The primary issue before the NCLAT was whether the ‘leasehold rights’ vested in a corporate debtor must be considered as an ‘asset’ of Boulevard within the meaning of the Code. The NCLAT noted that under the Code, the resolution professional is required to take custody and control of any asset over which the corporate debtor has ownership rights as recorded in the balance sheet of the corporate debtor including ‘intangible assets[i]. The NCLAT noted that ‘intangible asset’ is defined under the Income Tax Act, 1961[ii] as know-how, patents, copyrights, trademarks, licenses, franchisees or any other business or commercial rights of similar nature. The NCLAT ruled that the words ‘any other business or commercial rights of similar nature’ would include leasehold rights which have ‘commercial nature’. The NCLAT also relied upon the Indian Accounting Standard which defines an intangible asset as an identifiable non-monetary asset, without physical substance, held for use in the production or supply of goods or services, for rental to others, or for administrative purposes.
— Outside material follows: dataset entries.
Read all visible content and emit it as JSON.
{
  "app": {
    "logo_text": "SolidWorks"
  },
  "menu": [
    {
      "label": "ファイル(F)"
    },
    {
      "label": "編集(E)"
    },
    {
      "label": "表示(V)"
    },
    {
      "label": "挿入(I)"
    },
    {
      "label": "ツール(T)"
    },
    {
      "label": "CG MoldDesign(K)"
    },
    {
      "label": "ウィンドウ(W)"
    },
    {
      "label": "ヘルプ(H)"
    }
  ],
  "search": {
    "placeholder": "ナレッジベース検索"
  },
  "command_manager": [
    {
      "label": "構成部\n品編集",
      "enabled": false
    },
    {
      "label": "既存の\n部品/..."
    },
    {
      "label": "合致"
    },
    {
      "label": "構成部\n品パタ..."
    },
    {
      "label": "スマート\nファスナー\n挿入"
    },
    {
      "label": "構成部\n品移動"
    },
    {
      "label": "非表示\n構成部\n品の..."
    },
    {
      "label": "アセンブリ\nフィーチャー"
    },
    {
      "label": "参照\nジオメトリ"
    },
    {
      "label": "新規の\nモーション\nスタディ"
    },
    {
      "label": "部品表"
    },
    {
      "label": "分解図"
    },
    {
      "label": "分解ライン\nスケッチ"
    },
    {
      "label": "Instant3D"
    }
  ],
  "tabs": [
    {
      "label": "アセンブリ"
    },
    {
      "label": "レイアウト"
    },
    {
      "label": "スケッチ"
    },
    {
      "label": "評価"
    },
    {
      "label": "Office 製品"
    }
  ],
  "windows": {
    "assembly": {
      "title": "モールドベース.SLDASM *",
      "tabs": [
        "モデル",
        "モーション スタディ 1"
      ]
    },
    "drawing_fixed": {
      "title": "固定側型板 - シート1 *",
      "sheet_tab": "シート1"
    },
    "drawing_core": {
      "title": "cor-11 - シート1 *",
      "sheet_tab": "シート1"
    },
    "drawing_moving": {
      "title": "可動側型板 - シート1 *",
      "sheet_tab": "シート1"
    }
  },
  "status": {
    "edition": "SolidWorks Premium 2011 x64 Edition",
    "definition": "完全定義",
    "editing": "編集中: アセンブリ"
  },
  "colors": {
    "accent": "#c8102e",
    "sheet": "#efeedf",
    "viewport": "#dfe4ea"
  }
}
NCLAT found that leasehold rights satisfy all three criteria to meet the definition of an intangible asset, i.e., identifiability, control over the resource by the enterprises and expectation of future economic benefits to the enterprise.
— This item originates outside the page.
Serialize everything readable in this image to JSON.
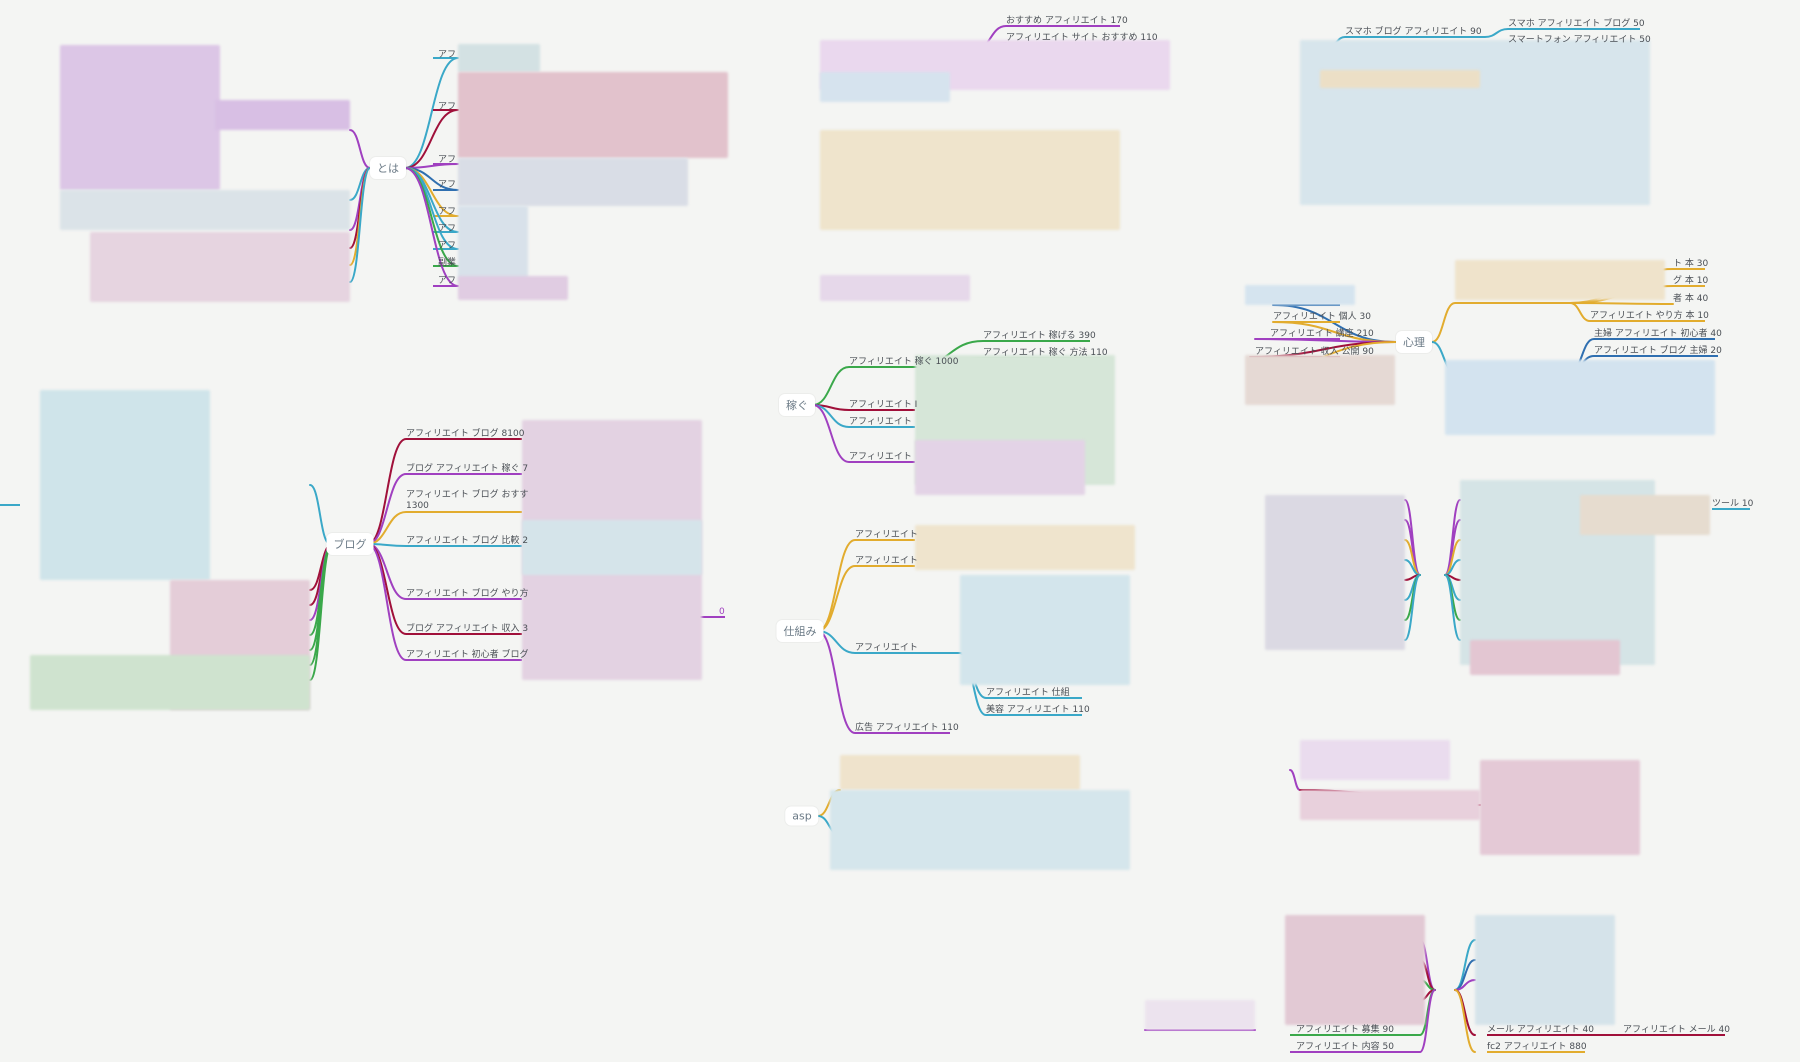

Therefore, NCLAT held that intangible assets would include leasehold rights accrued to Boulevard and the resolution professional is empowered under the Code to take control and custody of the leased plot. However, the NCLAT clarified that the assets are only limited to ‘leasehold rights’ and not the ‘leased plot’ itself, which continues to belong to NOIDA. Taking further note that Boulevard had incurred a substantial expense to develop the leased plot, NOIDA itself has never sought termination of the lease deed, and that a resolution plan has been approved by the committee of creditors of Boulevard, the NCLAT disposed of the appeal.

 Our thoughts

The NOIDA Judgement upholds the objective of the moratorium under the Code which seeks to ensure that there is no depletion of a corporate debtor’s assets during the insolvency resolution process. The reason being that the corporate debtor is given a chance to function as a going concern during the moratorium, thus attempting to maximise value for all stakeholders. It should be noted that in order to prevent the improper removal of an asset from the debtor’s estate, courts in India have also time and again held that a third party may not be allowed to terminate a contract with a corporate debtor on the ground of insolvency, if such contract is important for the sustenance and successful resolution of the corporate debtor, and its termination will hasten the death of the corporate debtor.[iii] Therefore, in a conflict between contractual right to terminate and the objective of corporate rescue, the courts have prioritised the ‘going-concern’ nature of the corporate debtor, in line with the objective of the Code.

Authors: Souvik Ganguly, Altamash Qureshi and Paridhi Rastogi

The information contained in this document is not legal advice or legal opinion. The contents recorded in the said document are for informational purposes only and should not be used for commercial purposes. Acuity Law LLP disclaims all liability to any person for any loss or damage caused by errors or omissions, whether arising from negligence, accident, or any other cause.

 

[i] Section 18(f)(iv) of the Code

[ii] Explanation 3 to Section 32(1) of the Income Tax Act, 1961

[iii] Gujarat Urja Vikas Nigam Limited v. Mr. Amit Gupta; TATA Consultancy Services Ltd. v. Vishal Ghisulal Jain, Resolution Professional, SK Wheels Pvt. Ltd.